I want you to know I’m not comfortable using this space for eulogy. Every person has a story; the gift of life is precious. Obviously we can’t eulogize each person in this space, and we shouldn’t make exceptions based on just who we personally happen to know. And yet, even longtime subscribers to this newspaper may not have known Junior Evans and the important part he played in this operation for more than 46 years. And so, I write to correct that.
Junior’s last days were physically painful. The cancer was cruel. He didn’t complain, not to us. In fact, when we visited he’d express his sorrow for the families of little ones he’d see struggling through the treatments at the hospitals rather than say much about his own circumstances. This wasn’t just a noble gesture; he was sincere.
Three years ago I knew Junior really didn’t want us to move Gallatin Publishing to our better quarters here in the old cap factory. He liked the old press better than the larger one we moved up here from the University of Missouri-Columbia. But he didn’t thwart change. Not even when it was personal.
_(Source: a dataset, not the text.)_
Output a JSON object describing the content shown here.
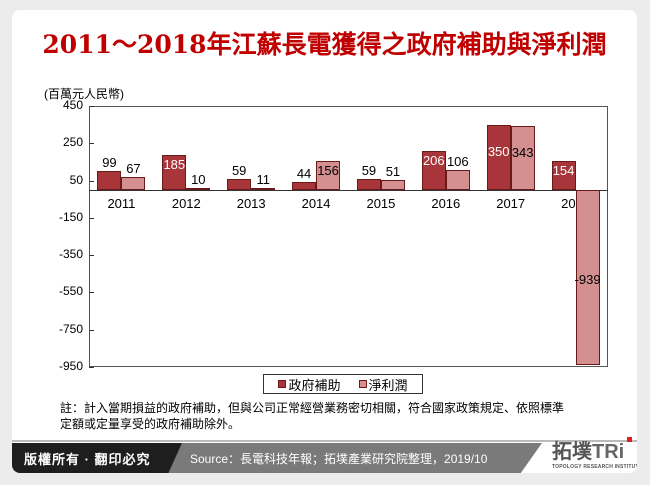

Before the move, we needed to inject some younger blood into our pressroom staff. Junior could have resented that, could have defied the inevitable by being obstinate, could have made things very difficult when Travis Burnett came over to work with us after working at the St. Joseph News-Press. Instead, Junior understood. He made the effort to assure they’d become friends. The evidence was in the jokes that peppered the pressroom, that grease that makes a long work day more bearable, a banter freely shared among equals.
Travis laughs when he recalls how Junior would lean his head back, striking that pose while looking down through his bifocals, to laugh while saying “Where’s my slave?”
Come to think of it, how fitting. Junior was a master of sorts. In many meaningful ways, Junior mastered life.